Après tout, comment ne pas se réjouir devant les 3,5 milliards de shekels |=992 millions d’€] jetés par les fenêtres : autrement dit, enfouis profondément dans le sol, et en échange desquels Israël a reçu 2 millions de mètres cubes de béton, 140 tonnes de fer et d’acier qui ne rouilleront jamais, y compris des capteurs sensibles à toute binette utilisée par un membre du Hamas, et la sécurité pour toujours pour les enfants vivant en Israël près de la frontière de Gaza – qui est bien sûr « sans prix ».
Ils sont même venus de l’Amérique de Donald Trump à l’époque pour regarder la merveille – la fierté d’Israël. Chaque volée de roquettes Qassam passait par là et voyait les trois usines à béton construites là, les tonnes de ciment et de fer versées dans le sol dans un pays qui verse à ses handicapés 3 200 shekels [=900 €] par mois, et exige qu’ils se contentent de cela pour vivre, car il n’a pas d’argent.

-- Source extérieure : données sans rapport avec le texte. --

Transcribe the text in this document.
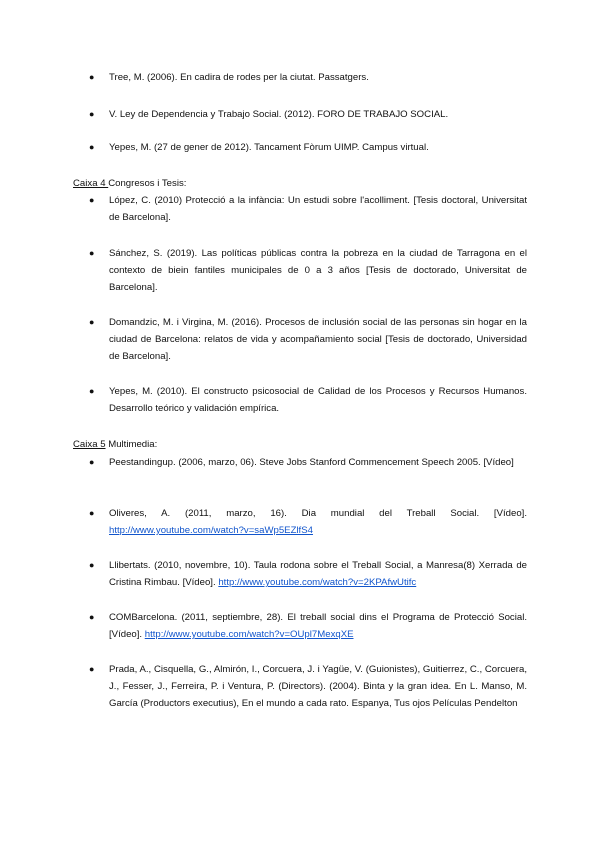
● Tree, M. (2006). En cadira de rodes per la ciutat. Passatgers.
● V. Ley de Dependencia y Trabajo Social. (2012). FORO DE TRABAJO SOCIAL.
● Yepes, M. (27 de gener de 2012). Tancament Fòrum UIMP. Campus virtual.
Caixa 4 Congresos i Tesis:
● López, C. (2010) Protecció a la infància: Un estudi sobre l'acolliment. [Tesis doctoral, Universitat de Barcelona].
● Sánchez, S. (2019). Las políticas públicas contra la pobreza en la ciudad de Tarragona en el contexto de biein fantiles municipales de 0 a 3 años [Tesis de doctorado, Universitat de Barcelona].
● Domandzic, M. i Virgina, M. (2016). Procesos de inclusión social de las personas sin hogar en la ciudad de Barcelona: relatos de vida y acompañamiento social [Tesis de doctorado, Universidad de Barcelona].
● Yepes, M. (2010). El constructo psicosocial de Calidad de los Procesos y Recursos Humanos. Desarrollo teórico y validación empírica.
Caixa 5 Multimedia:
● Peestandingup. (2006, marzo, 06). Steve Jobs Stanford Commencement Speech 2005. [Vídeo]
● Oliveres, A. (2011, marzo, 16). Dia mundial del Treball Social. [Vídeo]. http://www.youtube.com/watch?v=saWp5EZlfS4
● Llibertats. (2010, novembre, 10). Taula rodona sobre el Treball Social, a Manresa(8) Xerrada de Cristina Rimbau. [Vídeo]. http://www.youtube.com/watch?v=2KPAfwUtifc
● COMBarcelona. (2011, septiembre, 28). El treball social dins el Programa de Protecció Social. [Vídeo]. http://www.youtube.com/watch?v=OUpl7MexqXE
● Prada, A., Cisquella, G., Almirón, I., Corcuera, J. i Yagüe, V. (Guionistes), Guitierrez, C., Corcuera, J., Fesser, J., Ferreira, P. i Ventura, P. (Directors). (2004). Binta y la gran idea. En L. Manso, M. García (Productors executius), En el mundo a cada rato. Espanya, Tus ojos Películas Pendelton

Pendant que le monstre de fer et de béton était enfoui dans la terre, pas un seul débat public n’a été organisé sur cette entreprise insensée. Parce qu’il y avait quoi à discuter ? De la sécurité. Il est peu probable qu’il y ait ne serait-ce que 1000 Israéliens, sans compter les entrepreneurs et leurs familles, qui aient entendu parler de tout cela. Il est ridicule d’exiger un débat public sur la question, que seuls les généraux de brigade comprennent, et dont des personnages comme Trump sont si ravis.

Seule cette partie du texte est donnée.